Robin holds his breath.

On screen, Doyle stops. He stares at the reporter like the man is an insect.

"Provoked?" Doyle repeats. The word drips with venom.

"Well, the taunting..." the reporter stammers.

Doyle steps closer to the camera. He isn't the lazy midfielder anymore. He isn't the guy who just wants to play for fun.

"He is nineteen years old," Doyle says. His voice is low, shaking with rage. "He is a kid. A kid with more talent in his pinky than that butcher has in his entire life. He scored a hat-trick. He had fun. Since when is having fun a crime punishable by a broken leg?"

"But the disrespect..."

"Disrespect?" Doyle snaps. "Prince tried to end his career. That's not disrespect. That's assault. That's cowardice."

Doyle looks straight into the lens. It feels like he's looking right into the hospital room.

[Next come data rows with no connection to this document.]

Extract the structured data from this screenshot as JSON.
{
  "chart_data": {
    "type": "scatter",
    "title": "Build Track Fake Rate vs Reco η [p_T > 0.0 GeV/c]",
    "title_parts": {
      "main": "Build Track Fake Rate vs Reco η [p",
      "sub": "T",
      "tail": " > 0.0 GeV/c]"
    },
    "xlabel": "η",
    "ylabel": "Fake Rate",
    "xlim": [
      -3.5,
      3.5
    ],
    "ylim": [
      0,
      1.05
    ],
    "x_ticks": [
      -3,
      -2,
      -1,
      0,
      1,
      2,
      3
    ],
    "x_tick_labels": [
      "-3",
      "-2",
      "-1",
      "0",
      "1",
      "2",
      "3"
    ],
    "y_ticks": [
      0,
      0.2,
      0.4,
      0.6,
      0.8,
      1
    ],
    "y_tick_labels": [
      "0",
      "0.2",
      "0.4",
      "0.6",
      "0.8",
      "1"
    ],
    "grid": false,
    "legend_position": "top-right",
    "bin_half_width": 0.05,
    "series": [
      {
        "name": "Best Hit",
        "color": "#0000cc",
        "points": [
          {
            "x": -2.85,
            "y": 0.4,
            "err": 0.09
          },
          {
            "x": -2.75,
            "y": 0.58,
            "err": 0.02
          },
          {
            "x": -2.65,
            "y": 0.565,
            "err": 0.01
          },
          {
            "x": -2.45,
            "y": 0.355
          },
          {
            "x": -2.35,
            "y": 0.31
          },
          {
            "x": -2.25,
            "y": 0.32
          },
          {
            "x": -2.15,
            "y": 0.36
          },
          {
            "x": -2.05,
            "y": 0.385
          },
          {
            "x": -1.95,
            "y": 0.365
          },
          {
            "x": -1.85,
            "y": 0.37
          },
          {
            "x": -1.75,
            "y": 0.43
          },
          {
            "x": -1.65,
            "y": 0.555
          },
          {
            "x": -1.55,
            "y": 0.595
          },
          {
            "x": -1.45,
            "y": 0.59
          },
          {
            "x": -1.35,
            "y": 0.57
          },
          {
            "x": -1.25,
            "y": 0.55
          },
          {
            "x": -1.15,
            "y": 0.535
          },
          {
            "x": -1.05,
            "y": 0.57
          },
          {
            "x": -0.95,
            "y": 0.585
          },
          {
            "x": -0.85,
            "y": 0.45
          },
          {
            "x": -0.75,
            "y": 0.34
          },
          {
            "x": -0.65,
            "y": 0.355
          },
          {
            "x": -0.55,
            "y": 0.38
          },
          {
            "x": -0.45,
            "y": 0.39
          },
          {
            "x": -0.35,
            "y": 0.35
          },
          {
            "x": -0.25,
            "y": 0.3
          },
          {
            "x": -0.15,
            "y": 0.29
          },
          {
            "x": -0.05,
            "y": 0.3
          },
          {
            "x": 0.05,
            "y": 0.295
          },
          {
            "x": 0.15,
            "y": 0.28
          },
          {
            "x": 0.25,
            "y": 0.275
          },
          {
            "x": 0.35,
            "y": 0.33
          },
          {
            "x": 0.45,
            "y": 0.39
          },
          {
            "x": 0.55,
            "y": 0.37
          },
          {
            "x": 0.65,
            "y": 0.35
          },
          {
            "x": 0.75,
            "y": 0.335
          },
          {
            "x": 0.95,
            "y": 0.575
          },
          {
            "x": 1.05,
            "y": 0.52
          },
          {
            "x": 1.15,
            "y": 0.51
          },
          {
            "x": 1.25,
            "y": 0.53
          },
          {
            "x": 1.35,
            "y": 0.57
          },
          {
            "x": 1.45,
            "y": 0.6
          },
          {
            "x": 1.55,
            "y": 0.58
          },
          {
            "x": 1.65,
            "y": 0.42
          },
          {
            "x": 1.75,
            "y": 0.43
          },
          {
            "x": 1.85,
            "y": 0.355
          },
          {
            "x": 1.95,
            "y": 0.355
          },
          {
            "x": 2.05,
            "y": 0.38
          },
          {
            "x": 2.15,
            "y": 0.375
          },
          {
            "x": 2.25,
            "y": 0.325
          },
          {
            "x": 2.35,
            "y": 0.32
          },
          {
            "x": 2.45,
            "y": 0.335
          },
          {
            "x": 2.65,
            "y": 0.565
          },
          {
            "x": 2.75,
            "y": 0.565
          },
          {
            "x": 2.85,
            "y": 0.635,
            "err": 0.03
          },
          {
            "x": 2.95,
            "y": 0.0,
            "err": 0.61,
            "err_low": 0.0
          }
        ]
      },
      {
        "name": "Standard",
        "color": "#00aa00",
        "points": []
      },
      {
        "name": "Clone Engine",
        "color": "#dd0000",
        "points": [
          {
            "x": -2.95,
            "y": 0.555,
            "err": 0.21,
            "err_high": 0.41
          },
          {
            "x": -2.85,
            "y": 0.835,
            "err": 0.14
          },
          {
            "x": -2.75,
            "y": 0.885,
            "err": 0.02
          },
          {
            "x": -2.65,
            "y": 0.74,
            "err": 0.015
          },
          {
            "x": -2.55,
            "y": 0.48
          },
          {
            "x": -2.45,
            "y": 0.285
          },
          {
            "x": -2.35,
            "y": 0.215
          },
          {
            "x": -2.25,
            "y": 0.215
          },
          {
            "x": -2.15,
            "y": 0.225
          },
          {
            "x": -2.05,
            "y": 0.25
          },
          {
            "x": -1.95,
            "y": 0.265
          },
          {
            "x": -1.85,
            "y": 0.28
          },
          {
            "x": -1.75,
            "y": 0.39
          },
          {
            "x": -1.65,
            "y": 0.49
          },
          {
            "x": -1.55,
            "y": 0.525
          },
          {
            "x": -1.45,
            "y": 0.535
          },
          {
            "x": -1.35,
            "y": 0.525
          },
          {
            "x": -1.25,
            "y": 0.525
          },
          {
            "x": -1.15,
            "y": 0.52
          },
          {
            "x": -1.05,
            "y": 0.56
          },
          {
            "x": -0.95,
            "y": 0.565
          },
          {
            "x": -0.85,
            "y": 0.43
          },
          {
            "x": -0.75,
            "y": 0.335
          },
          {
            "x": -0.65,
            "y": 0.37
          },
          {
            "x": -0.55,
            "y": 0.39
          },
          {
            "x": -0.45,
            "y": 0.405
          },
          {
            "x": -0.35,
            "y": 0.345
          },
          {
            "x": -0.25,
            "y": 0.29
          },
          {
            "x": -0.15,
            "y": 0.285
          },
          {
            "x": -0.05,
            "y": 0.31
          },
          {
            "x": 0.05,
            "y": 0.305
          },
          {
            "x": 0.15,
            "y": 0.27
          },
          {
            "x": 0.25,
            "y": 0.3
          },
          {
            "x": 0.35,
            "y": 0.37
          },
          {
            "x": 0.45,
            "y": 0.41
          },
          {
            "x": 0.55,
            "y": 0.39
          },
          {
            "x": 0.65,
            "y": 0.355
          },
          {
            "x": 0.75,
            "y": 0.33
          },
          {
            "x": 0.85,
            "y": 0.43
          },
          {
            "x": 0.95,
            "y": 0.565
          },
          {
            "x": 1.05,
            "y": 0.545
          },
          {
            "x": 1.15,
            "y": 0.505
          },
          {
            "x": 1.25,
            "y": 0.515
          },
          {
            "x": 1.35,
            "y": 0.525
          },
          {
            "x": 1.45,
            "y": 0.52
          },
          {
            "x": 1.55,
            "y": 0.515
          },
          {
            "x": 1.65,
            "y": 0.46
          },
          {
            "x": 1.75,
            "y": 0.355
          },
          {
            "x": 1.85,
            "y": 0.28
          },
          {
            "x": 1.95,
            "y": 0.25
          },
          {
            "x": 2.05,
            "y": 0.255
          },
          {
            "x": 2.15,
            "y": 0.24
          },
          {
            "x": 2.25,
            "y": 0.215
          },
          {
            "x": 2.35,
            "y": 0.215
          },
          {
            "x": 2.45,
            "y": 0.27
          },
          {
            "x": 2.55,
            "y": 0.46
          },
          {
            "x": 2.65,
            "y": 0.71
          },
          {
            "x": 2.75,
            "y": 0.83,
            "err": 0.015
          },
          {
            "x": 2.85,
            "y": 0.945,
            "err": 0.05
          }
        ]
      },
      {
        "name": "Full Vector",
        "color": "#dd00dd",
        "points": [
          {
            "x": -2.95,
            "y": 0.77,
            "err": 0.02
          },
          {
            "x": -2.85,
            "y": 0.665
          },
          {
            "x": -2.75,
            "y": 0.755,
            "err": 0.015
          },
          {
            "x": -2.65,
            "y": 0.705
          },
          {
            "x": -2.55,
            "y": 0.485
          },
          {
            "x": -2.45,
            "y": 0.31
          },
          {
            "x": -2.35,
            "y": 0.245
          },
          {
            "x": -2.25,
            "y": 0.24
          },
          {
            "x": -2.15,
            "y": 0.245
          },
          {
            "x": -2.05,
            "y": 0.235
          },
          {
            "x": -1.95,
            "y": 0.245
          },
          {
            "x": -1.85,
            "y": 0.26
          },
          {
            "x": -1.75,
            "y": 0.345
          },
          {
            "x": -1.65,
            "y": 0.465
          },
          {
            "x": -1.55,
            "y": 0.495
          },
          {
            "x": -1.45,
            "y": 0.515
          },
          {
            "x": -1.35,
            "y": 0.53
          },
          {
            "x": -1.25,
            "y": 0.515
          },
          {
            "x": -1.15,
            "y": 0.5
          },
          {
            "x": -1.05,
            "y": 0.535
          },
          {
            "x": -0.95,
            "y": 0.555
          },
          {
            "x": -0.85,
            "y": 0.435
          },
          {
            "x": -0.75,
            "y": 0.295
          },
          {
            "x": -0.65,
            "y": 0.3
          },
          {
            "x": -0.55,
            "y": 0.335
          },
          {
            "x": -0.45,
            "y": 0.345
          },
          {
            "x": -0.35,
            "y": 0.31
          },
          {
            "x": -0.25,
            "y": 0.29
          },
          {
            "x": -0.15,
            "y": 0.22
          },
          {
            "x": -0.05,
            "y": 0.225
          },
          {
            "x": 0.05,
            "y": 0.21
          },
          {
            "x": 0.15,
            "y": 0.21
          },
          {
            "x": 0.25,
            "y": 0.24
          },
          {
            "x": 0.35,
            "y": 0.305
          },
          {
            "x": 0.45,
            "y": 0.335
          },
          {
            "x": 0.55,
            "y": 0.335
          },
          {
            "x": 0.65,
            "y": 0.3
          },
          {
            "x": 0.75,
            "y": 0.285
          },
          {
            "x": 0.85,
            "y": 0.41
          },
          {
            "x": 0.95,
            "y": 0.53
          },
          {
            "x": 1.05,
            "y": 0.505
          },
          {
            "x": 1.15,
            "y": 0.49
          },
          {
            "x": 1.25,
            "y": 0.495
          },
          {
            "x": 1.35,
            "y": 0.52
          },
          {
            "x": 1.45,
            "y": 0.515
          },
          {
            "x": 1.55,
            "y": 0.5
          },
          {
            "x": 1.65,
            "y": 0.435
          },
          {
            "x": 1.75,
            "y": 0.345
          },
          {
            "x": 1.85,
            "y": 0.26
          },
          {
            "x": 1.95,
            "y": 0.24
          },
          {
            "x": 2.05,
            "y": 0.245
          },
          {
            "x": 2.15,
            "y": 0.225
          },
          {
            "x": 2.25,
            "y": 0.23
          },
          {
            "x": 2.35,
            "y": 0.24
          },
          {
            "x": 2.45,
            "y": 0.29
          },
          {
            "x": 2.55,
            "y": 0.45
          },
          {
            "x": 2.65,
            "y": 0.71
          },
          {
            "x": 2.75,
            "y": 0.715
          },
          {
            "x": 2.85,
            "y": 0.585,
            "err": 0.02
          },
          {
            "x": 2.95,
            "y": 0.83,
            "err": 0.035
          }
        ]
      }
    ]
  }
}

"Robin Silver didn't provoke anything. He played beautiful football. And because he was too good, because they couldn't stop him, they broke him. Anyone who says he 'asked for it' is a coward too."

Doyle knocks the microphone away and walks out of the frame.

The screen cuts back to the studio anchors, looking stunned.

Robin stares at the black plastic of the TV frame.

Loyalty is a scam, he had told himself. Loyalty is only good when it is beneficial.

He remembers the burger joint. He remembers the training.

He feels a lump in his throat. It hurts more than the leg.

He turns off the TV.

The room goes back to white.

Beep. Beep. Beep.

Robin turns his head into the pillow. He pulls the sheet up over his face.

And for the first time since the snap, he cries.